Natürlich ist Rajasthan Teil des heutigen Indien. Und das heutige Indien ist alles andere als märchenhaft. Die diesjährige Reise durch real India hat bei mir diesbezüglich für einige Ernüchterung gesorgt. Trotzdem fühlte ich mich in Rajasthan, das wir für einige wenige Tage besuchten, wie im Märchen – oder genauer: als bewegten wir uns vor den Kulissen einer Märchenwelt. – Indien-Reisetagebuch, letzter Teil.
Wenn man von Delhi Richtung Südwesten reist, wird die Landschaft immer trockener und dürrer. Gleichzeitig werden die Kleider der Frauen immer farbiger, besonders ihre Kopftücher. Ist man in Rajasthan angelangt, sind diese Farben so satt, dass sie in den Augen einen leisen Schmerz verursachen. Rot und Gelb herrschen vor – und alle Farben dazwischen.
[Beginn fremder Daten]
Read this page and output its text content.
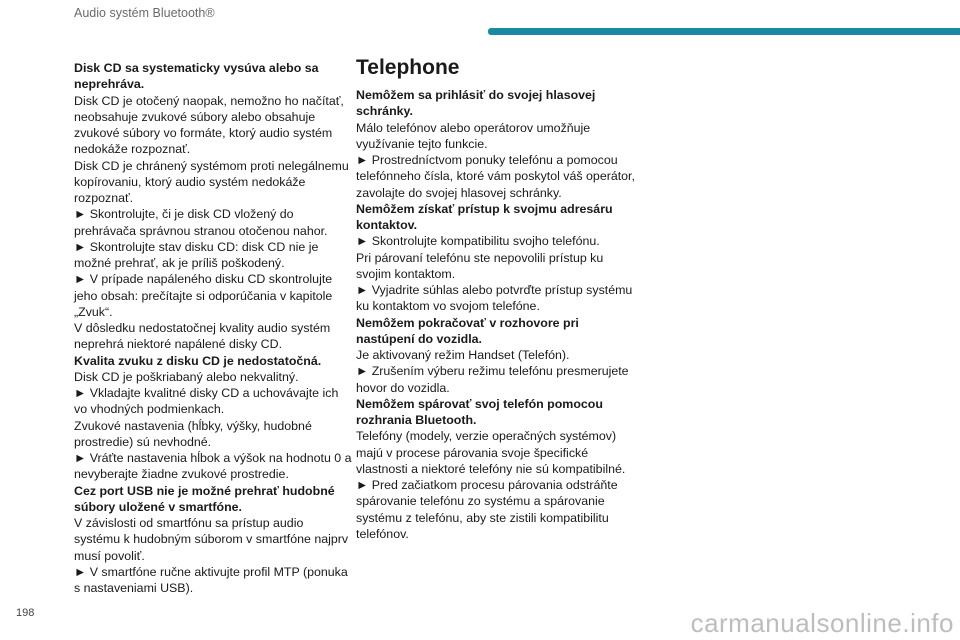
Audio systém Bluetooth®

Disk CD sa systematicky vysúva alebo sa neprehráva.

Disk CD je otočený naopak, nemožno ho načítať, neobsahuje zvukové súbory alebo obsahuje zvukové súbory vo formáte, ktorý audio systém nedokáže rozpoznať.

Disk CD je chránený systémom proti nelegálnemu kopírovaniu, ktorý audio systém nedokáže rozpoznať.

► Skontrolujte, či je disk CD vložený do prehrávača správnou stranou otočenou nahor.

► Skontrolujte stav disku CD: disk CD nie je možné prehrať, ak je príliš poškodený.

► V prípade napáleného disku CD skontrolujte jeho obsah: prečítajte si odporúčania v kapitole „Zvuk“.

V dôsledku nedostatočnej kvality audio systém neprehrá niektoré napálené disky CD.

Kvalita zvuku z disku CD je nedostatočná.

Disk CD je poškriabaný alebo nekvalitný.

► Vkladajte kvalitné disky CD a uchovávajte ich vo vhodných podmienkach.

Zvukové nastavenia (hĺbky, výšky, hudobné prostredie) sú nevhodné.

► Vráťte nastavenia hĺbok a výšok na hodnotu 0 a nevyberajte žiadne zvukové prostredie.

Cez port USB nie je možné prehrať hudobné súbory uložené v smartfóne.

V závislosti od smartfónu sa prístup audio systému k hudobným súborom v smartfóne najprv musí povoliť.

► V smartfóne ručne aktivujte profil MTP (ponuka s nastaveniami USB).

Telephone

Nemôžem sa prihlásiť do svojej hlasovej schránky.

Málo telefónov alebo operátorov umožňuje využívanie tejto funkcie.

► Prostredníctvom ponuky telefónu a pomocou telefónneho čísla, ktoré vám poskytol váš operátor, zavolajte do svojej hlasovej schránky.

Nemôžem získať prístup k svojmu adresáru kontaktov.

► Skontrolujte kompatibilitu svojho telefónu.

Pri párovaní telefónu ste nepovolili prístup ku svojim kontaktom.

► Vyjadrite súhlas alebo potvrďte prístup systému ku kontaktom vo svojom telefóne.

Nemôžem pokračovať v rozhovore pri nastúpení do vozidla.

Je aktivovaný režim Handset (Telefón).

► Zrušením výberu režimu telefónu presmerujete hovor do vozidla.

Nemôžem spárovať svoj telefón pomocou rozhrania Bluetooth.

Telefóny (modely, verzie operačných systémov) majú v procese párovania svoje špecifické vlastnosti a niektoré telefóny nie sú kompatibilné.

► Pred začiatkom procesu párovania odstráňte spárovanie telefónu zo systému a spárovanie systému z telefónu, aby ste zistili kompatibilitu telefónov.

198	carmanualsonline.info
Es ist, als trotzten die Frauen mit dieser überbordenden Farbigkeit dem unbarmherzigen Sonnenlicht und der Lebensfeindlichkeit der ausgedörrten Landschaft. Es ist, als setzten sie einen Kontrapunkt.
Das männliche Pendent dazu ist der Turban, auch dieser oft in satten Farben – oder in Weiss. Allein in Rajasthan soll es um die fünfzig verschiedene Arten geben, wie der Turban gewickelt wird. Bis zu dreissig Meter lang ist das dafür verwendete Tuch. Am Turban lässt sich Herkunft und Stand seines Trägers erkennen. In Pushkar, wo wir ein paar Tage verbrachten, ist die luftige, an ein Korbgeflecht erinnernde Bindeart verbreitet. Turban und das bunte Kopftuch der Frauen sind zwei der Elemente, die mich zuweilen vergessen liessen, dass wir uns in real India befanden, dem Indien der weit verbreiteten Armut und des Überlebenskampfs nach darwinistischem Muster.
Paläste und Kamele
Zwei weitere Elemente der märchenhaften Kulisse Rajasthans sind die Architektur und die Kamele. Es fing damit an, dass wir am Rande von Pushkar in einem Palast wohnten. (Soweit zur Stellung der westlichen Touristen im indischen Überlebenskampf.) In Pushkar wimmelt es von grösseren und kleineren Palästen. Die noble Unterkunft war in keiner Weise rollstuhlgängig. Trotzdem liess ich mich darauf ein, da Rollstuhlgerechtigkeit im Indien der Gegenwart sowieso eine Illusion ist und der Zauber der Umgebung die Nachteile bei weitem aufwog. (Und es waren meine letzten Tage in Indien. Bald würde das Leben wieder ganz anders – auch wieder selbstbestimmter.) Typisch für die märchenhafte Architektur in Rajasthan sind die vielen Erker und die kleinen, durch Säulen getragenen Kuppeln. Typisch auch die ebenmässigen Wand und Deckenmalereien, meist Blumengirlanden in üppigen Farben, die von Hand in Feinstarbeit aufgebracht werden. Was für eine Geduld und Ausdauer, was für ein Fleiss auch braucht es, um diese Malereien anzufertigen! Das sah in unserem Zimmer dann etwa so aus. Und der Palast besass an die dreissig solche Zimmer.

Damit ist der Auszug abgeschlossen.